Daarentegen kan een maatregel van de autoriteiten van het land van uitvoer de instellingen enkel dan ertoe brengen om bij de berekening van de normale waarde van het soortgelijke product de grondstofprijzen die zijn vermeld in de administratie van de partij waarop het onderzoek betrekking heeft buiten beschouwing te laten, wanneer die maatregel een aanzienlijke vertekening veroorzaakt van de prijzen van die grondstoffen. Een andere uitlegging van de in artikel 2, lid 5, van de antidumpingbasisverordening voorziene uitzonderingsregel zou immers op onevenredige wijze afbreuk doen aan het beginsel dat die administratie de bevoorrechte gegevensbron vormt voor de vaststelling van de productiekosten van dat product.

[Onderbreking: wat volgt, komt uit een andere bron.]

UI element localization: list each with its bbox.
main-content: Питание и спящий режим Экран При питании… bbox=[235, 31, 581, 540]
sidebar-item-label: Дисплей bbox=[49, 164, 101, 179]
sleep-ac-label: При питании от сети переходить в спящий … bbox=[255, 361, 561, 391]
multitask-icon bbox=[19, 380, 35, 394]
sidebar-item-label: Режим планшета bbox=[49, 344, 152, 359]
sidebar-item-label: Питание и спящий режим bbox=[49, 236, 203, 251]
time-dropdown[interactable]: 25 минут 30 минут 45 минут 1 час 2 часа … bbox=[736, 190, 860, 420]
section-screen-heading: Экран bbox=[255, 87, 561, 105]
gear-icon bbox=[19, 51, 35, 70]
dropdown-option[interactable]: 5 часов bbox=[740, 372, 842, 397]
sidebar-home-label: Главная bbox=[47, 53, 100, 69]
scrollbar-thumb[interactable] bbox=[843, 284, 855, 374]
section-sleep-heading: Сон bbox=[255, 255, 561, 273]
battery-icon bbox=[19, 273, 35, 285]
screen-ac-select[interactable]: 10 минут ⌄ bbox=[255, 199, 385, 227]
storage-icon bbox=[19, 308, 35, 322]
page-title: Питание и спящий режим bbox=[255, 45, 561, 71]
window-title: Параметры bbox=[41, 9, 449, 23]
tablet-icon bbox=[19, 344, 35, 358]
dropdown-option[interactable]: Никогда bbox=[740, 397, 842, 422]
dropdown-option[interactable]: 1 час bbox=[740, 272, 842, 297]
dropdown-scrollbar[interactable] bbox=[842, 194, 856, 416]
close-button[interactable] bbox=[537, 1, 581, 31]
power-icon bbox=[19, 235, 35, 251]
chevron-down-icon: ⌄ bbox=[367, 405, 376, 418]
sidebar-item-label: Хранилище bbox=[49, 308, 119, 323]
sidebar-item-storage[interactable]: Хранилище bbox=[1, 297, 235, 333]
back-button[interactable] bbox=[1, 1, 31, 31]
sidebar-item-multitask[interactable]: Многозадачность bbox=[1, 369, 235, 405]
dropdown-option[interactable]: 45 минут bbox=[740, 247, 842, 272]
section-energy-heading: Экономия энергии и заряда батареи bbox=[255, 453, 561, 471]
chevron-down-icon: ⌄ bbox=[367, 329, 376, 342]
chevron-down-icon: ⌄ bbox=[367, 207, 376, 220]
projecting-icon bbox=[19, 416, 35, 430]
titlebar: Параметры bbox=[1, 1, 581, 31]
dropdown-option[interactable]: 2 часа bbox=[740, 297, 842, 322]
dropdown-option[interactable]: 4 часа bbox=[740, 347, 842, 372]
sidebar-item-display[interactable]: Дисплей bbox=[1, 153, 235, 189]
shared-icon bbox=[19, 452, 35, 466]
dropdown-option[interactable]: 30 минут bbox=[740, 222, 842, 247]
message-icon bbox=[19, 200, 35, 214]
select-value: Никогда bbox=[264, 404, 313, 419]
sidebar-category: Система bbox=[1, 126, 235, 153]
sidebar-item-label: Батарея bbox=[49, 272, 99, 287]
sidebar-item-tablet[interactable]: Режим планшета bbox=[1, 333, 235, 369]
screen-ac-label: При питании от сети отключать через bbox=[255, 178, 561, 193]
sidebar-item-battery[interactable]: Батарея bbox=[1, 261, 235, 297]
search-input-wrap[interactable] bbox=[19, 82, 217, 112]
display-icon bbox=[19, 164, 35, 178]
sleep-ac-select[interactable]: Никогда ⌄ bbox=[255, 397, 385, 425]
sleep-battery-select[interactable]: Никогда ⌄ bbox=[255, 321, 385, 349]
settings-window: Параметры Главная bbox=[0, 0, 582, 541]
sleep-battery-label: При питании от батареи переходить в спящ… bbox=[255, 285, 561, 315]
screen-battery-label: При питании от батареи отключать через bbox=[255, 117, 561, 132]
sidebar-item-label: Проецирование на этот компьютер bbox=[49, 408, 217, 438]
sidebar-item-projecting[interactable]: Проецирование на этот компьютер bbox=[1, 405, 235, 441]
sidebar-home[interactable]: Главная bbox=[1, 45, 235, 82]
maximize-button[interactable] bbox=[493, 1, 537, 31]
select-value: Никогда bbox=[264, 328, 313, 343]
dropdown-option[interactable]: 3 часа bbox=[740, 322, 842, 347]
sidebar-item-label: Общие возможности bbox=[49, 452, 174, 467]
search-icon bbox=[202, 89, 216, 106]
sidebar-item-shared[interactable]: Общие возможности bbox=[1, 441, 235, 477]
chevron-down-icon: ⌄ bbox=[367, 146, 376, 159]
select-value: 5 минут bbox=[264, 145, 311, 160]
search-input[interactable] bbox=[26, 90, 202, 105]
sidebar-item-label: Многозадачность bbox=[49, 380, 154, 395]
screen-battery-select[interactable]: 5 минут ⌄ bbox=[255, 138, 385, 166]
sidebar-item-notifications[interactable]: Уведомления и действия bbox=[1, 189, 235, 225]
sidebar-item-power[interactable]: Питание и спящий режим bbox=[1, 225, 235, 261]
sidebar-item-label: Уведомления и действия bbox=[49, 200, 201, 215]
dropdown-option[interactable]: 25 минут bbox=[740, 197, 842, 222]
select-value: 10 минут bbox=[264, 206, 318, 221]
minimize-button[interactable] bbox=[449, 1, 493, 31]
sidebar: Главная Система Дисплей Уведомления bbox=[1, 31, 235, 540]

Wat voorts de bewijslast betreft voor het bestaan van elementen die de toepassing van artikel 2, lid 5, eerste alinea, van de antidumpingbasisverordening rechtvaardigen, moeten de instellingen – wanneer zij menen te moeten afwijken van de productiekosten die zijn vermeld in de administratie van de partij waarop het onderzoek betrekking heeft, teneinde deze te vervangen door een andere, redelijk geachte prijs – zich op bewijzen baseren, of althans op aanwijzingen, waarmee het bestaan kan worden aangetoond van een grond voor de correctie. Gelet op het feit dat de handelwijze waarbij binnen het kader van de berekening van de normale waarde van het soortgelijke product wordt afgeweken van de productiekosten van dat product die zijn vermeld in de administratie van de partij waarop het onderzoek betrekking heeft, tot een uitzonderingsregeling behoort, moeten de instellingen derhalve wanneer de door hen aangevoerde vertekening niet het onmiddellijke gevolg is van de overheidsmaatregel die haar veroorzaakt heeft, maar van de effecten die die maatregel wordt geacht te hebben op de markt, er zorg voor dragen dat zij de werking van de betrokken markt uitleggen en de concrete gevolgen van die maatregel voor deze markt aantonen, waarbij zij zich niet louter op vermoedens mogen baseren.

In dit verband maakt een toezicht door het Gerecht dat zich beperkt tot de vraag of de elementen waarop de instellingen van de Unie hun vaststellingen baseren, de door hen daaruit getrokken conclusies kunnen ondersteunen, geen inbreuk op hun ruime beoordelingsbevoegdheid op het gebied van de handelspolitiek.

(zie punten 47‑49, 59, 61‑63, 76)

2.      Zie de tekst van de beslissing.